Lokales Wundmanagement/ Wundtherapie:

  • Stadienabhängiges Vorgehen
    • Exsudations- und Inflammationsphase
      • Débridement (Wundtoilette): Um eine Heilung der Wunde zu ermöglichen, sollte bei einem Debridement avitales (Gewebe sowie Fremdkörper entfernt und der Wundgrund gereinigt werden. 
        • Spülung mit steriler Ringer- oder physiologischer Kochsalzlösung
        • mechanisches Débridement: Entfernung lockerer Wundbelege mittels sterilen Baumwollkompressen
        • chirurgisches Débridement: Beseitigung fest anhaftender Belege oder Nekrosen (Gewebetod) durch scharfes, chirurgisches Débridement
      • Einsatz von Materialien mit hoher Saugkraft und Bindungskapazität: Alginate und Hydrofasern; diese binden Exsudat ("Wundflüssigkeit") und Zelldetritus (Reste von Zell- und Gewebsverfall)
      • Bakterielle Besiedelung des Dekubitus: desinfizierende Wundreinigung erforderlich
      • Systemische Inflammation: Antibiotikatherapie
    • Granulationsphase: Die Granulation (sichtbares Auftreten von körnchenartigen Strukturen) wird durch feuchte Wundverbände unterstützt; verschiedenste Wirkstoffe wie Aktivkohle oder Alginat werden eingesetzt.

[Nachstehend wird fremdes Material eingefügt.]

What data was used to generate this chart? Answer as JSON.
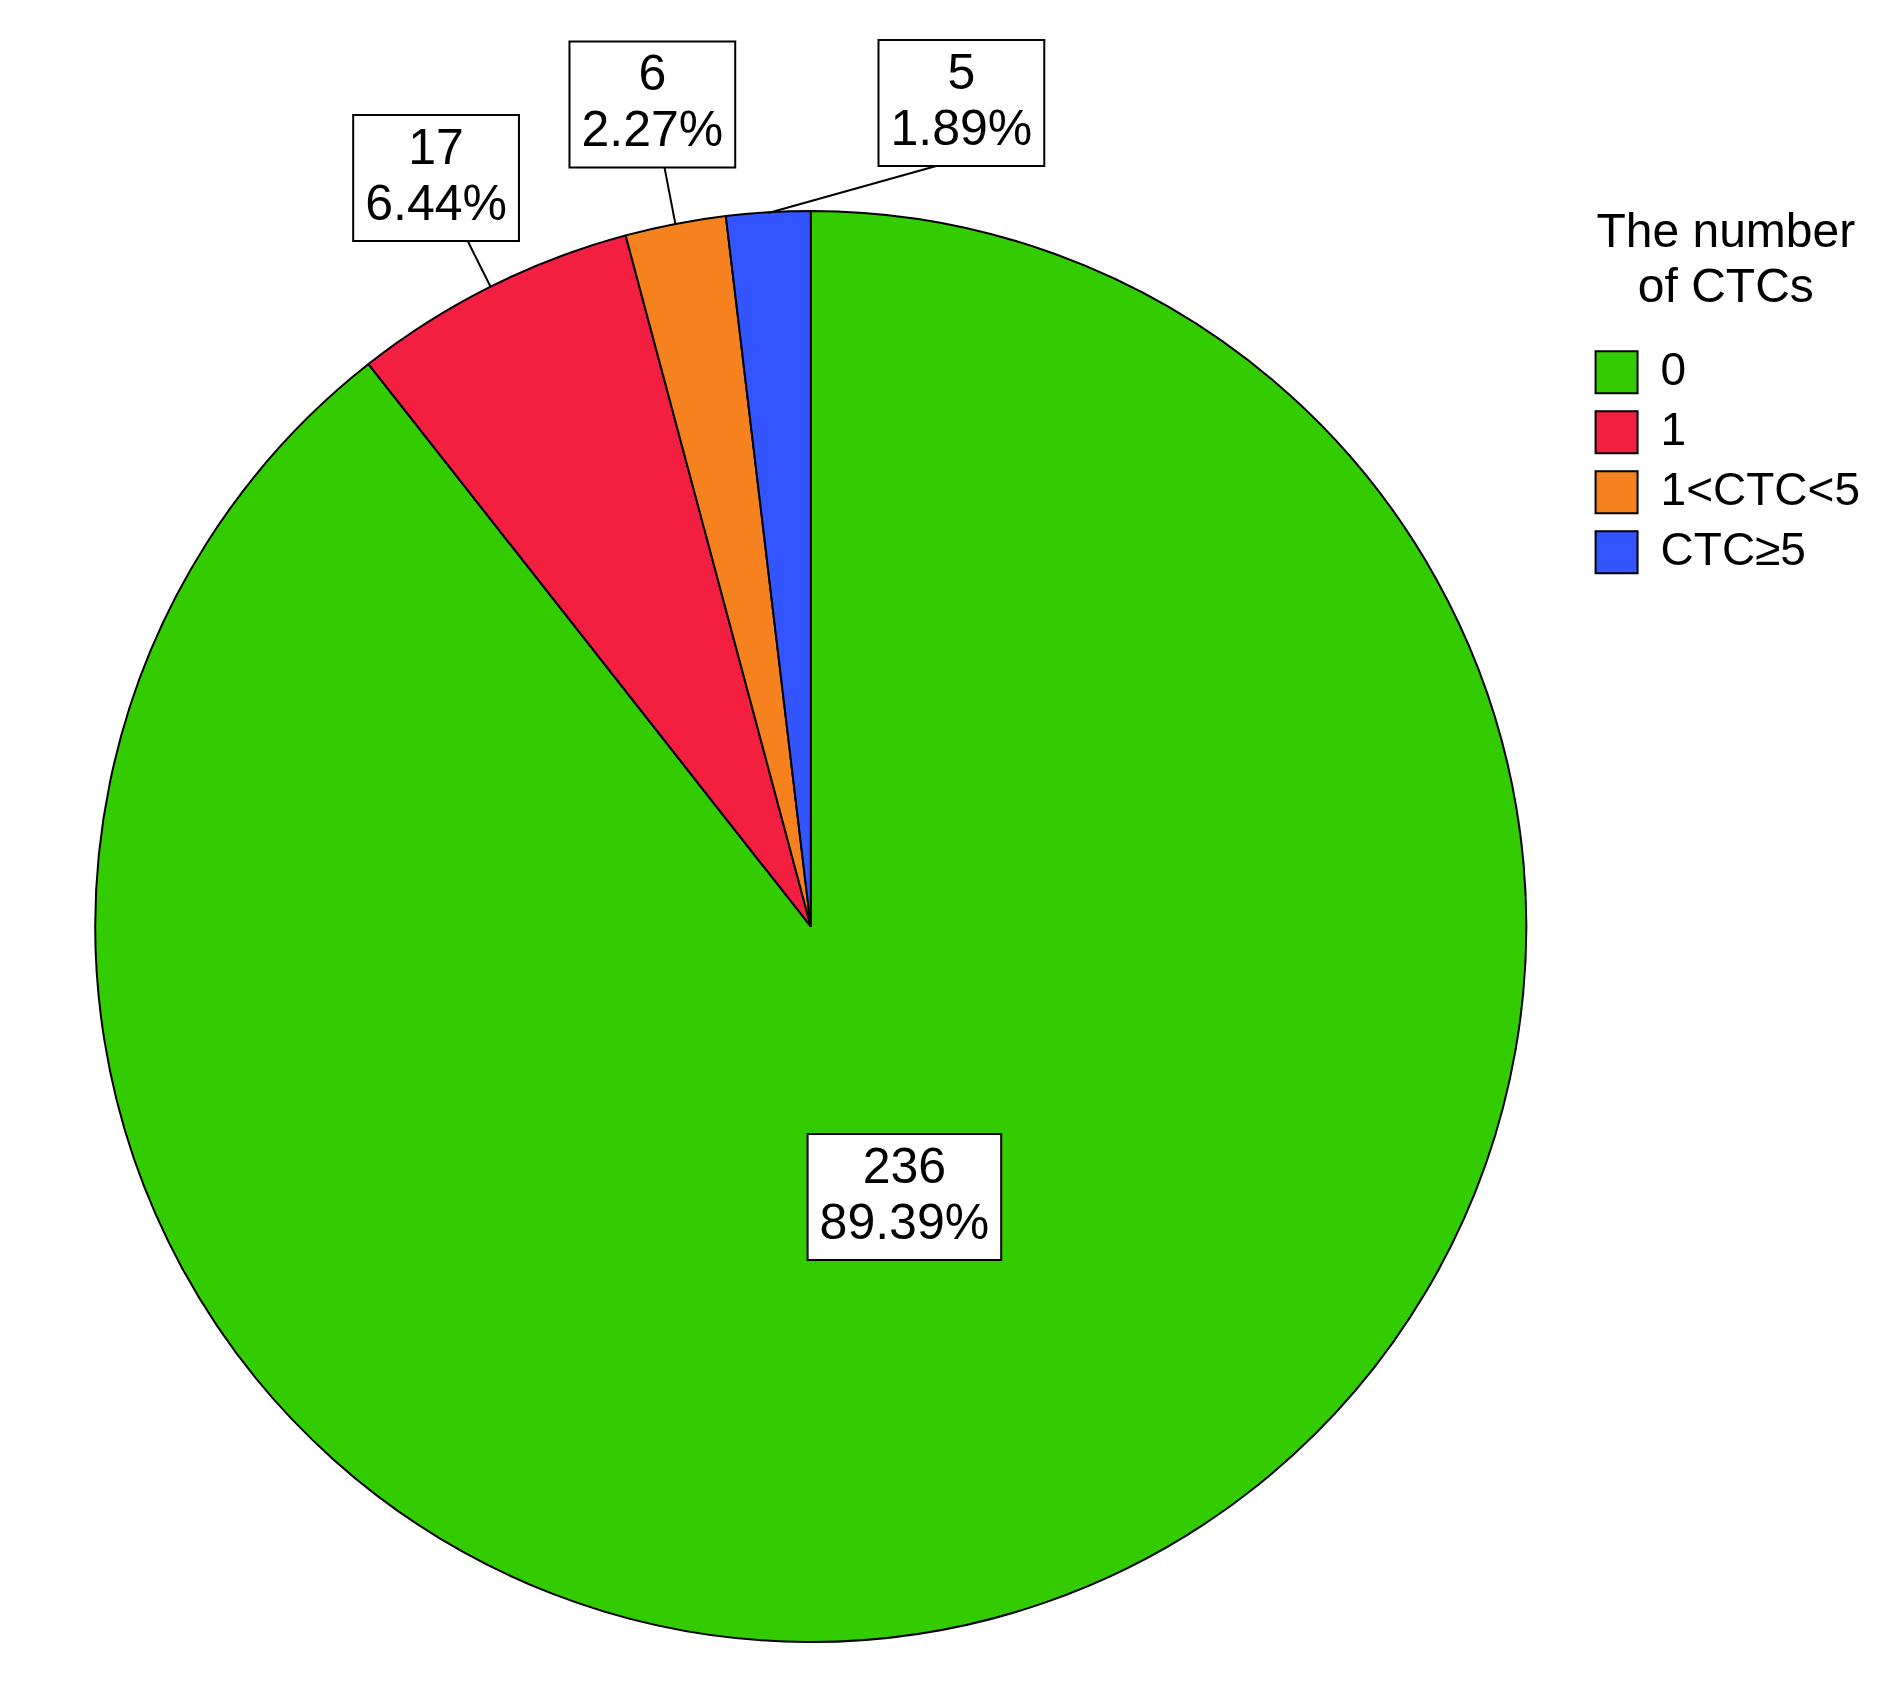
{
  "chart_data": {
    "type": "pie",
    "legend_title": "The number of CTCs",
    "legend": "top right",
    "categories": [
      "0",
      "1",
      "1<CTC<5",
      "CTC≥5"
    ],
    "values": [
      236,
      17,
      6,
      5
    ],
    "colors": [
      "#33cc00",
      "#f21f41",
      "#f5821f",
      "#3355ff"
    ],
    "value_labels": [
      "236\n89.39%",
      "17\n6.44%",
      "6\n2.27%",
      "5\n1.89%"
    ]
  }
}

    • Epithelisationsphase: In der Immobilisations- wie auch in der Granulationsphase soll der Zellstoffwechsel möglichst wenig durch Verbandswechsel gestört werden.
      Beachte: Jeder Verbandswechsel unterbricht die Wundheilung!
      • Abdecken der proliferierenden Wunde durch luftdurchlässige, aber wasserundurchlässige Verbände (Hydrokolloide/2-3 cm Überdeckung des Wundrands oder Polyurethanschäume); in Abhängigkeit von der Exsudatmenge können die Verbände bis zu sieben Tage auf dem Dekubitus verbleiben.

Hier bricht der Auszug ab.